The day doesn’t get any less curious, and reveals the random, world-connecting gloriousness of the LGW? model: Bosnian-Swiss accordionist Mario Batkovic carves dynamic old-world weirdness out of the air at the Stadsschouwburg concert hall, while back at the Jacobikerk, Egyptian voice and percussion ensemble Mahazer play the chanted, polyrhythmic music called Zãr, a usually women-only affair to banish demons. With evil spirits bracingly vanquished, we head to the Vredenburg’s Grote Zaal where the Netherlands Radio Philharmonic Orchestra and Radio Choir play Alexander Scriabin’s mystic work from 1910, Prométhée, Le Poème Du Feu. As its monster climax approaches, Prometheus’ myth of forbidden wisdom and thunderbolt punishment from above reminds us of the press conference the Dutch government held earlier in the evening, when they announced that a lockdown was imminent.

Mahazer
Mahazer's Om Sameh at the Jacobikerk. ©Tim van Veen

The huge and world-renowned Mega Record And CD Fair is meant to open in Utrecht on Saturday: instead the venue cancels the event before a single Near Mint collectible LP can be bought. By contrast, the organisers of Le Guess Who? refuse to buckle, read the small print, and make herculean adjustments, editing Saturday’s programme to run until 6.30pm.
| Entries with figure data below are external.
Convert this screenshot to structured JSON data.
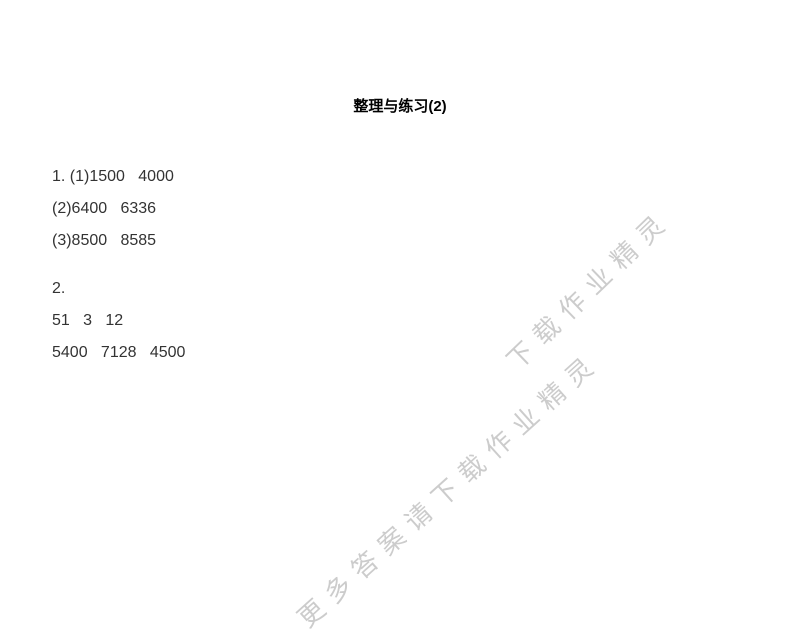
{
  "title": "整理与练习(2)",
  "section1": {
    "line1": "1. (1)1500   4000",
    "line2": "(2)6400   6336",
    "line3": "(3)8500   8585"
  },
  "section2": {
    "line1": "2.",
    "line2": "51   3   12",
    "line3": "5400   7128   4500"
  },
  "watermark": {
    "text1": "更多答案请下载作业精灵",
    "text2": "下载作业精灵",
    "color": "#cccccc",
    "fontsize": 26,
    "rotation": -43
  },
  "colors": {
    "background": "#ffffff",
    "text": "#333333",
    "title": "#000000"
  },
  "typography": {
    "title_fontsize": 15,
    "title_weight": "bold",
    "body_fontsize": 16,
    "line_height": 2.0
  }
}
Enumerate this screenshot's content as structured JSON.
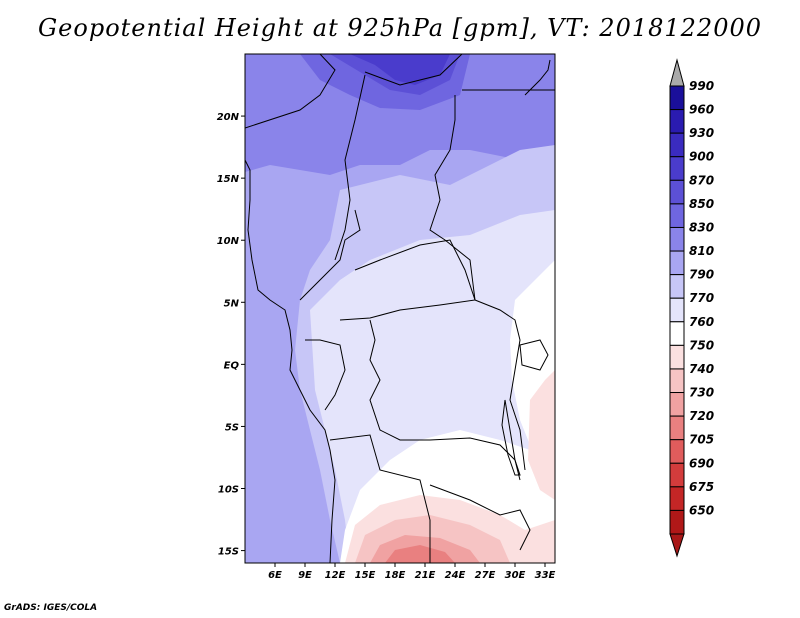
{
  "title": "Geopotential Height at 925hPa [gpm], VT: 2018122000",
  "credit": "GrADS: IGES/COLA",
  "map": {
    "lon_range": [
      3,
      34
    ],
    "lat_range": [
      -16,
      25
    ],
    "lon_ticks": [
      {
        "value": 6,
        "label": "6E"
      },
      {
        "value": 9,
        "label": "9E"
      },
      {
        "value": 12,
        "label": "12E"
      },
      {
        "value": 15,
        "label": "15E"
      },
      {
        "value": 18,
        "label": "18E"
      },
      {
        "value": 21,
        "label": "21E"
      },
      {
        "value": 24,
        "label": "24E"
      },
      {
        "value": 27,
        "label": "27E"
      },
      {
        "value": 30,
        "label": "30E"
      },
      {
        "value": 33,
        "label": "33E"
      }
    ],
    "lat_ticks": [
      {
        "value": 20,
        "label": "20N"
      },
      {
        "value": 15,
        "label": "15N"
      },
      {
        "value": 10,
        "label": "10N"
      },
      {
        "value": 5,
        "label": "5N"
      },
      {
        "value": 0,
        "label": "EQ"
      },
      {
        "value": -5,
        "label": "5S"
      },
      {
        "value": -10,
        "label": "10S"
      },
      {
        "value": -15,
        "label": "15S"
      }
    ]
  },
  "colorbar": {
    "labels": [
      "990",
      "960",
      "930",
      "900",
      "870",
      "850",
      "830",
      "810",
      "790",
      "770",
      "760",
      "750",
      "740",
      "730",
      "720",
      "705",
      "690",
      "675",
      "650"
    ],
    "colors": [
      "#1a0f9a",
      "#2a1bb0",
      "#3a2bbf",
      "#4a3ccc",
      "#5c50d6",
      "#6f66e0",
      "#8a84ea",
      "#a9a6f2",
      "#c7c6f7",
      "#e4e4fb",
      "#ffffff",
      "#fbe0e0",
      "#f6c4c4",
      "#f0a2a2",
      "#e98080",
      "#e05c5c",
      "#d33c3c",
      "#c42626",
      "#b01818"
    ],
    "top_arrow_color": "#aaaaaa",
    "bottom_arrow_color": "#a81818"
  }
}
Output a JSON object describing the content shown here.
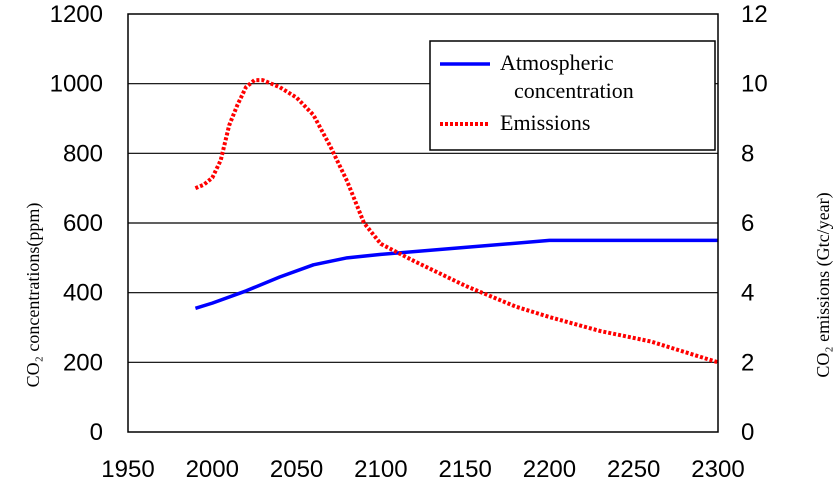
{
  "chart_data": {
    "type": "line",
    "title": "",
    "xlabel": "",
    "ylabel": "CO₂ concentrations(ppm)",
    "ylabel_right": "CO₂ emissions (Gtc/year)",
    "x_ticks": [
      1950,
      2000,
      2050,
      2100,
      2150,
      2200,
      2250,
      2300
    ],
    "y_left_ticks": [
      0,
      200,
      400,
      600,
      800,
      1000,
      1200
    ],
    "y_right_ticks": [
      0,
      2,
      4,
      6,
      8,
      10,
      12
    ],
    "xlim": [
      1950,
      2300
    ],
    "ylim_left": [
      0,
      1200
    ],
    "ylim_right": [
      0,
      12
    ],
    "grid": "horizontal",
    "legend_position": "top-right",
    "colors": {
      "axis": "#000000",
      "atmospheric": "#0000ff",
      "emissions": "#ff0000"
    },
    "series": [
      {
        "name": "Atmospheric concentration",
        "axis": "left",
        "style": "solid",
        "x": [
          1990,
          2000,
          2020,
          2040,
          2060,
          2080,
          2100,
          2150,
          2200,
          2250,
          2300
        ],
        "values": [
          355,
          370,
          405,
          445,
          480,
          500,
          510,
          530,
          550,
          550,
          550
        ]
      },
      {
        "name": "Emissions",
        "axis": "right",
        "style": "dotted",
        "x": [
          1990,
          1995,
          2000,
          2005,
          2010,
          2015,
          2020,
          2025,
          2030,
          2040,
          2050,
          2060,
          2070,
          2080,
          2090,
          2100,
          2120,
          2150,
          2180,
          2200,
          2230,
          2260,
          2280,
          2300
        ],
        "values": [
          7.0,
          7.1,
          7.3,
          7.8,
          8.8,
          9.4,
          9.9,
          10.1,
          10.1,
          9.9,
          9.6,
          9.1,
          8.2,
          7.2,
          6.0,
          5.4,
          4.9,
          4.2,
          3.6,
          3.3,
          2.9,
          2.6,
          2.3,
          2.0
        ]
      }
    ]
  }
}
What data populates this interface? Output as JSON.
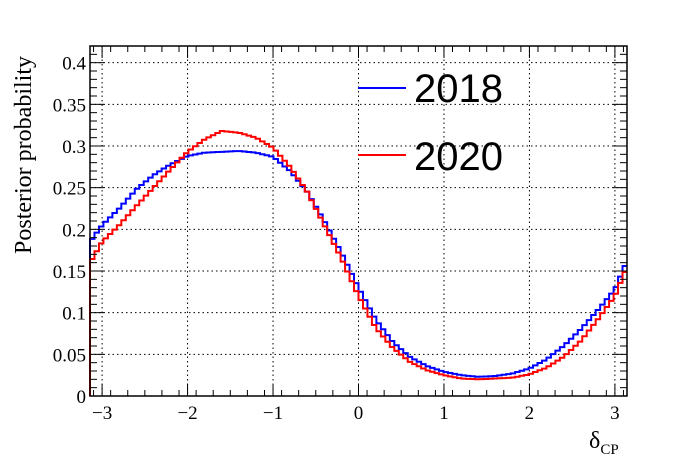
{
  "chart_data": {
    "type": "line",
    "title": "",
    "xlabel": "δ_CP",
    "xlabel_main": "δ",
    "xlabel_sub": "CP",
    "ylabel": "Posterior probability",
    "xlim": [
      -3.1416,
      3.1416
    ],
    "ylim": [
      0,
      0.42
    ],
    "grid": true,
    "legend_position": "top-right",
    "x_ticks": [
      -3,
      -2,
      -1,
      0,
      1,
      2,
      3
    ],
    "x_tick_labels": [
      "−3",
      "−2",
      "−1",
      "0",
      "1",
      "2",
      "3"
    ],
    "y_ticks": [
      0,
      0.05,
      0.1,
      0.15,
      0.2,
      0.25,
      0.3,
      0.35,
      0.4
    ],
    "y_tick_labels": [
      "0",
      "0.05",
      "0.1",
      "0.15",
      "0.2",
      "0.25",
      "0.3",
      "0.35",
      "0.4"
    ],
    "series": [
      {
        "name": "2018",
        "color": "#0000ff",
        "x": [
          -3.14,
          -3.0,
          -2.8,
          -2.6,
          -2.4,
          -2.2,
          -2.0,
          -1.8,
          -1.6,
          -1.4,
          -1.2,
          -1.0,
          -0.8,
          -0.6,
          -0.4,
          -0.2,
          0.0,
          0.2,
          0.4,
          0.6,
          0.8,
          1.0,
          1.2,
          1.4,
          1.6,
          1.8,
          2.0,
          2.2,
          2.4,
          2.6,
          2.8,
          3.0,
          3.14
        ],
        "y": [
          0.185,
          0.205,
          0.225,
          0.248,
          0.265,
          0.278,
          0.288,
          0.292,
          0.293,
          0.294,
          0.292,
          0.287,
          0.27,
          0.245,
          0.21,
          0.172,
          0.13,
          0.092,
          0.065,
          0.047,
          0.036,
          0.029,
          0.025,
          0.023,
          0.024,
          0.027,
          0.033,
          0.044,
          0.06,
          0.08,
          0.103,
          0.128,
          0.162
        ]
      },
      {
        "name": "2020",
        "color": "#ff0000",
        "x": [
          -3.14,
          -3.0,
          -2.8,
          -2.6,
          -2.4,
          -2.2,
          -2.0,
          -1.8,
          -1.6,
          -1.4,
          -1.2,
          -1.0,
          -0.8,
          -0.6,
          -0.4,
          -0.2,
          0.0,
          0.2,
          0.4,
          0.6,
          0.8,
          1.0,
          1.2,
          1.4,
          1.6,
          1.8,
          2.0,
          2.2,
          2.4,
          2.6,
          2.8,
          3.0,
          3.14
        ],
        "y": [
          0.16,
          0.185,
          0.205,
          0.228,
          0.25,
          0.272,
          0.293,
          0.308,
          0.318,
          0.316,
          0.31,
          0.298,
          0.275,
          0.245,
          0.205,
          0.165,
          0.12,
          0.082,
          0.058,
          0.041,
          0.031,
          0.025,
          0.021,
          0.02,
          0.021,
          0.022,
          0.026,
          0.034,
          0.047,
          0.066,
          0.092,
          0.12,
          0.155
        ]
      }
    ]
  }
}
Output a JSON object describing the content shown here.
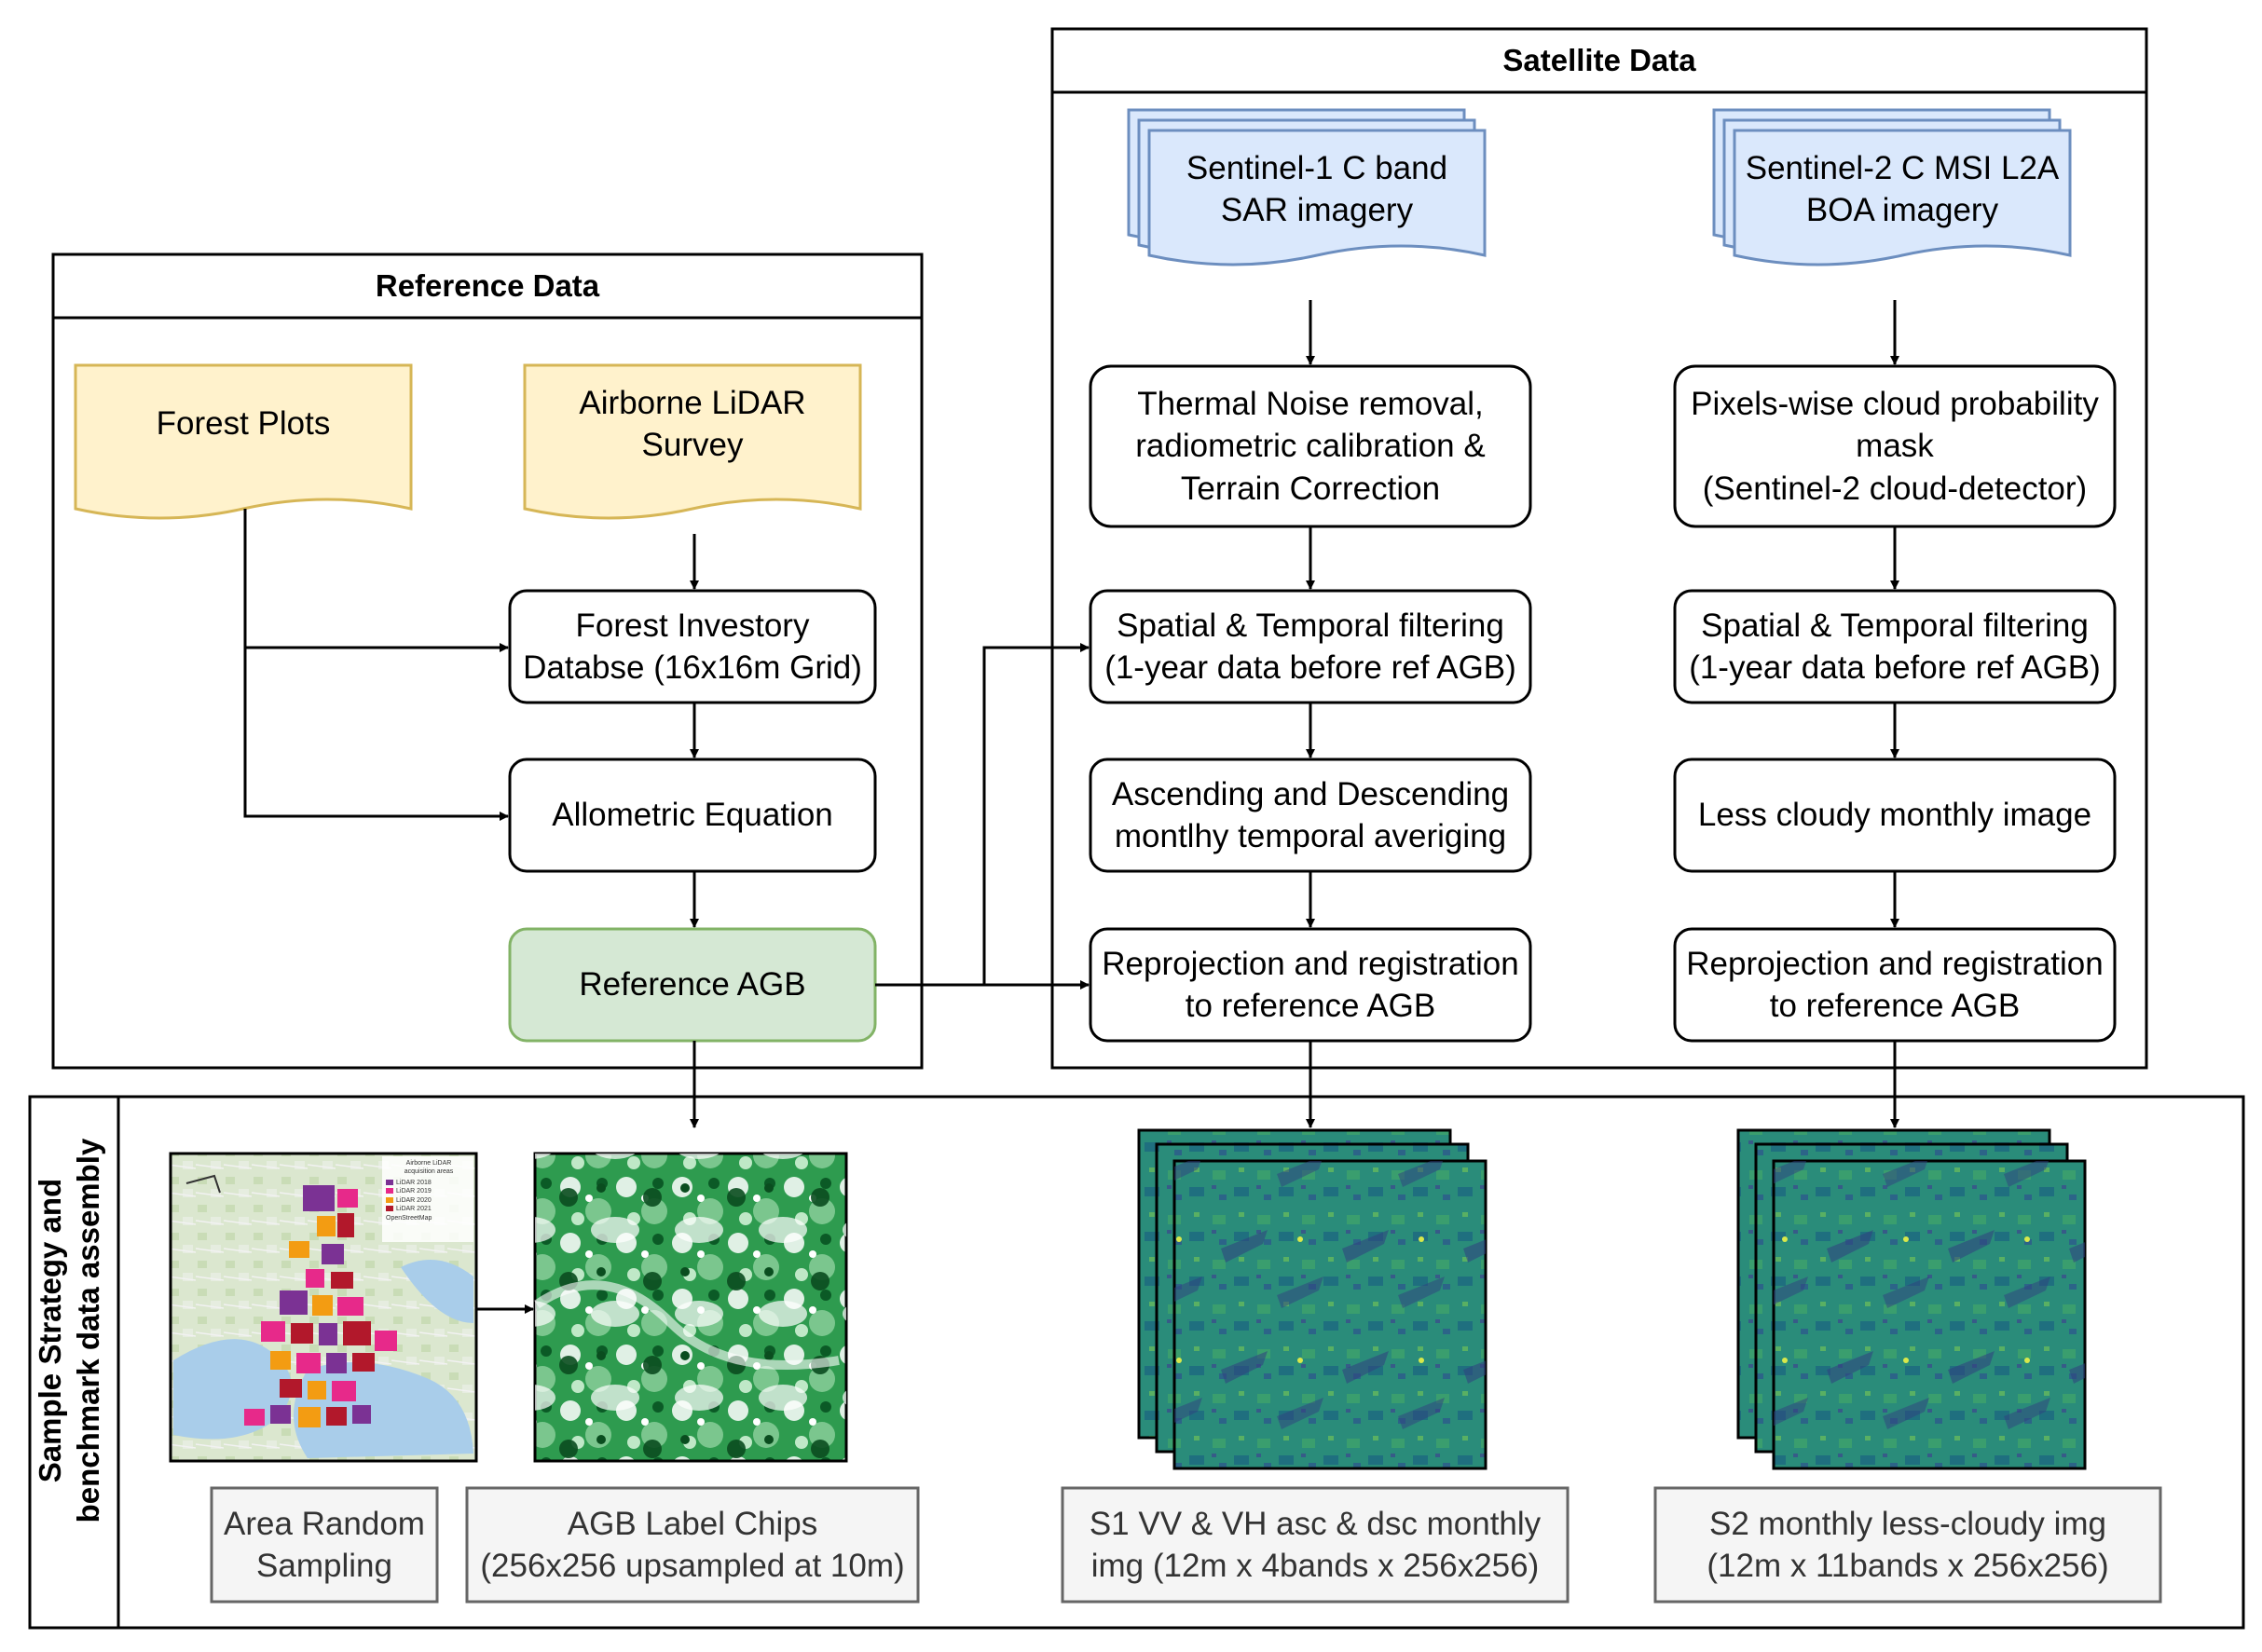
{
  "colors": {
    "yellow_fill": "#fff2cc",
    "yellow_stroke": "#d6b656",
    "blue_fill": "#dae8fc",
    "blue_stroke": "#6c8ebf",
    "green_fill": "#d5e8d4",
    "green_stroke": "#82b366",
    "caption_fill": "#f5f5f5",
    "caption_stroke": "#666666"
  },
  "groups": {
    "reference": {
      "title": "Reference Data"
    },
    "satellite": {
      "title": "Satellite Data"
    },
    "sample": {
      "title": "Sample Strategy and\nbenchmark data assembly"
    }
  },
  "inputs": {
    "forest_plots": "Forest Plots",
    "lidar": "Airborne LiDAR\nSurvey",
    "s1": "Sentinel-1 C band\nSAR imagery",
    "s2": "Sentinel-2 C MSI L2A\nBOA imagery"
  },
  "steps": {
    "inventory": "Forest Investory\nDatabse (16x16m Grid)",
    "allometric": "Allometric Equation",
    "ref_agb": "Reference AGB",
    "s1_noise": "Thermal Noise removal,\nradiometric calibration &\nTerrain Correction",
    "s1_filter": "Spatial & Temporal filtering\n(1-year data before ref AGB)",
    "s1_avg": "Ascending and Descending\nmontlhy temporal averiging",
    "s1_reproj": "Reprojection and registration\nto reference AGB",
    "s2_cloud": "Pixels-wise cloud probability\nmask\n(Sentinel-2 cloud-detector)",
    "s2_filter": "Spatial & Temporal filtering\n(1-year data before ref AGB)",
    "s2_monthly": "Less cloudy monthly image",
    "s2_reproj": "Reprojection and registration\nto reference AGB"
  },
  "captions": {
    "area": "Area Random\nSampling",
    "chips": "AGB Label Chips\n(256x256 upsampled at 10m)",
    "s1_img": "S1 VV & VH asc & dsc monthly\nimg (12m x 4bands x 256x256)",
    "s2_img": "S2 monthly less-cloudy img\n(12m x 11bands x 256x256)"
  },
  "map_legend": {
    "title": "Airborne LiDAR\nacquisition areas",
    "items": [
      {
        "label": "LiDAR 2018",
        "color": "#7b3294"
      },
      {
        "label": "LiDAR 2019",
        "color": "#e7298a"
      },
      {
        "label": "LiDAR 2020",
        "color": "#f39c12"
      },
      {
        "label": "LiDAR 2021",
        "color": "#b2182b"
      }
    ],
    "credit": "OpenStreetMap"
  }
}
Knowing that the end is coming soon does add a certain frisson. Selected by OSEES chief John Dwyer, California’s Earth Girl Helen Brown Center For Planetary Intelligence Band bring big beats, sax and wild Fender twanging from guitarist Doug Hilsinger to lunchtime at the LE:EN venue: a cosmic bar band with a magnetic frontwoman, they’re perfect for revellers who need to get their freak on earlier than normal. Then, over at the Jacobskerk, LGW?s ability to programme remarkable music you never knew you wanted continues with a hypnotic performance by Circassian folk experimenters Jrpjej and singer Zaur Nagoy. Presented by the Ored Recordings label, their traditional instrumentation and ancient songs of dogs meeting boars, invasion, and courting make the performance as elemental and haunting as a meeting of Popol Vuh and Morricone.

Zaur Nagoy
Zaur Nagoy and (right) Jrpjej singer Daiana Kulova at Jacobkerk. ©Maarten Mooijma

Back in the modern world at the Vredenburg’s Pandora hall, L.A. producer/ rapper Pink Siifu and band combine thunderous jazz, yacht rock trumpet jams and Bad Brains punk, complete with moshing and a spiritual middle finger to the forces of reaction. Everyone is turfed out afterwards with only cinemas and theatres left open, but Mojo hears about a secret gig at the bold and forward-thinking WORM venue in Rotterdam, where Estonian folk-electronica ace Maarja Nuut arranges laptop synthetics, looped voice, and field recordings to mesmeric effect.

On Sunday, a heightened appreciation for all amplified music is in evidence in the now-seated crowds, as when DJ Hairy Krishna plays African reggae in the Ronda before John Dwyer’s Bent Arcana come on. With TV On The Radio’s Kyp Malone on modular synth, the group’s vortex of improv-fusion with krautrock leanings makes it an excellent entree to Jean-Hervé Péron’s faUSt playing his former group’s 1973 album Faust IV. Rearranged and played out of order, the performance is as joyous and strange as the original band, to whom Péron offers fulsome tribute from the stage.

Faust
Faust's Jean-Herve Peron at the Ronda. ©Jelmer de Haas

Yet the clock of doom is ticking. Down in the Grote Zaal, rediscovered neo-soul voice Eddie Chacon (he had a hit in 1992 with Charles and Eddie’s Would I Lie To You) and keyboardist/ producer John Carroll Kirby are joined by two woodwind players to play songs from the cathartic 2020 LP Pleasure, Joy And Happiness, and it’s electric. After some last blasts of jazz energy from LGW? faves Sons Of Kemet, we finish up at the Pandora with veteran Belgian cults Aksak Maboul, whose Pulp-like art rock is accompanied by singer Veronique’s live drawings projected onto a screen.

Eddie Chacon
Eddie Chacon ©Ben Houdijk

The fun’s over by nine, but as we file out into the night it’s hard not to conclude that after so long starved of music in such diverse and open-minded profusion, the return of Le Guess Who? was still a massive success, and more special because of the unique conditions. The wish to get back to long, unrestricted nights of concert-going is understandable, but for now, think yourself accursed you were not here. 2021 took on Le Guess Who?, and Le Guess Who? won.